Pourquoi Alphabet a-t-il été sanctionné en Bourse malgré un bénéfice record ?

Parce que 98 des 112 milliards de dollars de bénéfice net proviennent de la réévaluation de participations dans Anthropic et SpaceX, sans aucun encaissement. Dans le même temps, le cash-flow libre est négatif à moins 5,9 milliards de dollars, premier trimestre négatif depuis 2004, et les rachats d'actions sont suspendus depuis fin 2025. Le marché a jugé le résultat de mauvaise qualité.

Qu'est-ce qu'une plus-value latente dans les comptes d'une entreprise ?

Une plus-value latente est un gain de valeur constaté sur un actif que l'entreprise détient toujours. Les normes comptables imposent de réévaluer certaines participations à leur juste valeur à chaque clôture, ce qui fait passer la variation en produit ou en charge. Aucun euro n'entre ou ne sort en trésorerie tant que l'actif n'est pas vendu.

Un bénéfice net gonflé par des participations peut-il se retourner ?

Oui, et le mécanisme est strictement symétrique. SpaceX a perdu plus de 50 % depuis son pic du 16 juin 2026. Si ce niveau se maintenait à la clôture du troisième trimestre, la moins-value latente viendrait amputer le résultat net d'Alphabet dans les mêmes proportions, sans que l'activité du groupe ait varié.

Quelle différence entre bénéfice net et cash-flow libre ?

Le bénéfice net est un solde comptable qui intègre les variations de valeur des actifs, les charges non décaissées et les éléments exceptionnels. Le cash-flow libre mesure la trésorerie réellement générée par l'activité après investissements. Une entreprise peut afficher un bénéfice net record et un cash-flow libre négatif sur le même trimestre, comme Alphabet vient de le faire.

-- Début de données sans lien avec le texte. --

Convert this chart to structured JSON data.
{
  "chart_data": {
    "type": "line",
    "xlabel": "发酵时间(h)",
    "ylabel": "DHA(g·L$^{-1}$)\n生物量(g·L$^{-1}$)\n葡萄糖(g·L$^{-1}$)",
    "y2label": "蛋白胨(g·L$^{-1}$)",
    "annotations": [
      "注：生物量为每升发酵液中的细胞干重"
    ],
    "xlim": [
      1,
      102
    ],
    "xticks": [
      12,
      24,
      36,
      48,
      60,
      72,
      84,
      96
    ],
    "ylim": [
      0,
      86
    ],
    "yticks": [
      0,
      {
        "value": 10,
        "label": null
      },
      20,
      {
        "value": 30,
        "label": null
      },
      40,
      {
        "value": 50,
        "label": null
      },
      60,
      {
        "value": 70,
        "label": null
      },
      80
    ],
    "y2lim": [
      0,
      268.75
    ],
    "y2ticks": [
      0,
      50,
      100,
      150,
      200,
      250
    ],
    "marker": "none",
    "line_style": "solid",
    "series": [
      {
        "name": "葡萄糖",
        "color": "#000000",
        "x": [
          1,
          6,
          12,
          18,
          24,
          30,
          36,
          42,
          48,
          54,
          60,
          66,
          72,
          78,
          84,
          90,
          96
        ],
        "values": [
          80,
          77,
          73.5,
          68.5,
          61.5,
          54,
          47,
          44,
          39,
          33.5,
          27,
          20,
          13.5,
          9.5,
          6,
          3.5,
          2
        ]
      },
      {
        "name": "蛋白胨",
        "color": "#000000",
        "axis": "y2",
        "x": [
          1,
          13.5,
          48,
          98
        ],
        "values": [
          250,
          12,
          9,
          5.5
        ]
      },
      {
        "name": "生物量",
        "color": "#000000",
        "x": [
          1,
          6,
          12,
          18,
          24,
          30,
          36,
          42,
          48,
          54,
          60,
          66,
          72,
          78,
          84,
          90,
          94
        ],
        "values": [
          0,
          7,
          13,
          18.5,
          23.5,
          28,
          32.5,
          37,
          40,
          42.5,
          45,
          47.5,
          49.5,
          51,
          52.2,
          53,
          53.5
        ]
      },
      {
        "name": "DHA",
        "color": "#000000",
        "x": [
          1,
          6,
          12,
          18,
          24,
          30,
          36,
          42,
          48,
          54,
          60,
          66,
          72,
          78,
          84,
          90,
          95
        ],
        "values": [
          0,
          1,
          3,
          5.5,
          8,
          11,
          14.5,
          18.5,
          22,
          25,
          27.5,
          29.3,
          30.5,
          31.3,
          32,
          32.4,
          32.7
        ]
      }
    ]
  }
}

Amazon est-il concerné par le même phénomène qu'Alphabet ?

Oui, dans des proportions comparables : sur 62,6 milliards de dollars de bénéfice net publié, 53,4 milliards proviennent avant impôt d'un gain lié à la participation dans Anthropic. La différence tient au reste du dossier : le bénéfice opérationnel d'Amazon ressort au-dessus des attentes et AWS accélère, ce qui a conduit le marché à réagir favorablement.

Comment repérer rapidement un résultat de mauvaise qualité ?

Trois vérifications suffisent dans la plupart des cas. Comparer le bénéfice net au bénéfice opérationnel pour mesurer l'écart, vérifier le signe et la tendance du cash-flow libre, puis identifier les éléments non récurrents mentionnés dans le communiqué. Un écart important entre bénéfice net et bénéfice opérationnel appelle systématiquement une explication.

Cet article est publié à titre informatif et ne constitue ni un conseil en investissement, ni une recommandation d'achat ou de vente d'instruments financiers. Les performances passées ne préjugent pas des performances futures. Pour toute situation spécifique, nous vous recommandons de consulter un conseiller en gestion de patrimoine.